X.
PROFESSIONAL CUSTOMS.
The contempt for efficiency is carried far even in the liberal
professions and in professional customs. We all know the story, perhaps
a mythical one, of the judge who said to an earnest young barrister who
was conscientiously elaborating a question of law: "Now, Mr. So and So,
we are not here to discuss questions of law but to settle this
business." He did not say this by way of jest; he wished to say: "The
courts no longer deliver judgment on the merits of a case according to
law, but according to equity and common sense. The intricacies of the
law are left to professors, so please when conducting a case do not
behave like a professor of law." This theory, which even in this mild
form would have horrified the ancients, is very prevalent nowadays in
legal circles. It has crept in as an infiltration, as one might call it,
from the democratic system.
A magistrate, nowadays, whatever remnant of the ancient feeling of caste
he may have retained, certainly does not consider himself bound by the
letter of the law, or by jurisprudence, the written tradition; when he
is anything more than a subordinate with no other idea of duty than
subservience to the Government, he is a democratic magistrate, a Heliast
of Athens; he delivers judgment according to the dictates of his
individual conscience; he does not consider himself as a member of a
learned body, bound to apply the decisions of that body, but as an
independent exponent of the truth.
An eccentric, but in truth very significant, example of the new attitude
of mind is to be found in the judge, who formally attributed to himself
the right to make law and who in his judgments made references, not to
existing laws, but to such vague generalities as appealed to him, or to
doctrines which he prophesied would _later on_ be embodied in the law.

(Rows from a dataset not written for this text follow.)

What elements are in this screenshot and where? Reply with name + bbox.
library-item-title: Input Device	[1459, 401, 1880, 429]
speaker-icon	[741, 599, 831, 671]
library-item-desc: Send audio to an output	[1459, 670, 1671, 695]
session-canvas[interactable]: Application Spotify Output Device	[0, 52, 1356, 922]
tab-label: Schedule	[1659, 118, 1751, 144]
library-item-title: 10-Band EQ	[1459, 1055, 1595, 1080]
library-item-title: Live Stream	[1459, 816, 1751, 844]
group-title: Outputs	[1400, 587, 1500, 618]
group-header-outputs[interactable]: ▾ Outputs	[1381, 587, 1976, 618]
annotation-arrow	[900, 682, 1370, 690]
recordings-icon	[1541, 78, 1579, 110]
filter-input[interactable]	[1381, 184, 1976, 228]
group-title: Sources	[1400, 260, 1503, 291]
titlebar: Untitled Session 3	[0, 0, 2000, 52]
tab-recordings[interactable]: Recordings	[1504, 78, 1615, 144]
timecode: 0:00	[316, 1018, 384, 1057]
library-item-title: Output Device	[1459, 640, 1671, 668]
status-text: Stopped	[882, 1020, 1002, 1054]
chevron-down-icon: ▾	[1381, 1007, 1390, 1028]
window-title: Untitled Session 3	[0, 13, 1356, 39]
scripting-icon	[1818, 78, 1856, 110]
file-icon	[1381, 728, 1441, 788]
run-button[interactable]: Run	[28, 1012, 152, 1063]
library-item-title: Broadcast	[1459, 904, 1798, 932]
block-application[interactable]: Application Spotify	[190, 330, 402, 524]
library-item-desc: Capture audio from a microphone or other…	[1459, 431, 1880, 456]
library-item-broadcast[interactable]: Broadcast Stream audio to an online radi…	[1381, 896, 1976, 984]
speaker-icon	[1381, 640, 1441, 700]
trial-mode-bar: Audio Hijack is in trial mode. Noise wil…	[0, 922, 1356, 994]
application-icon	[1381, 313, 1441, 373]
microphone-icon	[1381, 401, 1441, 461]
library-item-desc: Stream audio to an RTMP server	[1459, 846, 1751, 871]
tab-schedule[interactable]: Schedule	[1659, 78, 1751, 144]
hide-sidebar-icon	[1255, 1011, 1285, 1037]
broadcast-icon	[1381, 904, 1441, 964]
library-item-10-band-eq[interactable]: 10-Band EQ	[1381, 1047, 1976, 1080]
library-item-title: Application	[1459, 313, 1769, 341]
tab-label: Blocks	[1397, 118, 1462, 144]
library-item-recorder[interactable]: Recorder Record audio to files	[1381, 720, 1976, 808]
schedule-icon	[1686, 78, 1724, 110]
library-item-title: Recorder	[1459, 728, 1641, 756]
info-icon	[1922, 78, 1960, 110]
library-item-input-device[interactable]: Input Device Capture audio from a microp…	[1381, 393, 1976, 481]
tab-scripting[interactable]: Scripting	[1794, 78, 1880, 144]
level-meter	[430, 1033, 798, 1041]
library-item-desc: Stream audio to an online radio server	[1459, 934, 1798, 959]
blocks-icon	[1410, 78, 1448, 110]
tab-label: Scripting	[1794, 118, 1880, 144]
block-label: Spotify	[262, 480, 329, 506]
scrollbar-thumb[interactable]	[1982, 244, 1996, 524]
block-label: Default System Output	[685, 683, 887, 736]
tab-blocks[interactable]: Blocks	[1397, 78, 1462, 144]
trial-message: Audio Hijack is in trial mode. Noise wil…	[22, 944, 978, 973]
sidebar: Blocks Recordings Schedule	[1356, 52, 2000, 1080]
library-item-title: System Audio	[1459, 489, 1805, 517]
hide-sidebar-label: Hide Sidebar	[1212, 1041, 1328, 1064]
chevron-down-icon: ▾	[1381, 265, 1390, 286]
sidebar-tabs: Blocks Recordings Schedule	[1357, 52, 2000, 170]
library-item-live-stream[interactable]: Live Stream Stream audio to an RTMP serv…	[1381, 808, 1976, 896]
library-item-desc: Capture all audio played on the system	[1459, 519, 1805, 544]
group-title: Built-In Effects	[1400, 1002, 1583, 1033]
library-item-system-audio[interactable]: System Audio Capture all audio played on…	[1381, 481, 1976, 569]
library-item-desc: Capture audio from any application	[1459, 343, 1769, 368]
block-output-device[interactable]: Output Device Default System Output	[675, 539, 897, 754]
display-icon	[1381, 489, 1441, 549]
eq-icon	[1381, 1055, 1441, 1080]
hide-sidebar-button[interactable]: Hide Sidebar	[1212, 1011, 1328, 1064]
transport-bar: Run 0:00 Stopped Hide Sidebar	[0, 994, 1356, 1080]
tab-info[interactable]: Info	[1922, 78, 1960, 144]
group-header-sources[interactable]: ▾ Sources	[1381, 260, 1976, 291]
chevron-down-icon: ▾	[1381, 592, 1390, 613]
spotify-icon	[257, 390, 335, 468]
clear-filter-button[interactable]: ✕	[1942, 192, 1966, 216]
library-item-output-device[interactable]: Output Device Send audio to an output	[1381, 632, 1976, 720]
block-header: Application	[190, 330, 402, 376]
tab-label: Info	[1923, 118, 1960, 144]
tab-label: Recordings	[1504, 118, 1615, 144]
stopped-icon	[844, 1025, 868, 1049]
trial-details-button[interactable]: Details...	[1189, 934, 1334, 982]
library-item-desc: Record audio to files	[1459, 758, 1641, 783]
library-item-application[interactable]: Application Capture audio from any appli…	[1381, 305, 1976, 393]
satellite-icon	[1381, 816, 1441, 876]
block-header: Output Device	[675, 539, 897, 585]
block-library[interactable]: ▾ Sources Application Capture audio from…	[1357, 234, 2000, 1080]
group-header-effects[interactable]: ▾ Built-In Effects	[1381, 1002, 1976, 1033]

His Code was the Code of the future.
The mere existence of such a man is of no particular importance, but the
fact that many people, even those partially enlightened, took him
seriously, that he was popular, and that a considerable faction thought
him a good judge, is most significant.
There is another much commoner sign of the times. The worst form of
incompetence is perhaps that which allows a man to be competent without
realising it, and, in criminal cases at least, this seems to be the
normal attitude of the majority of our magistrates.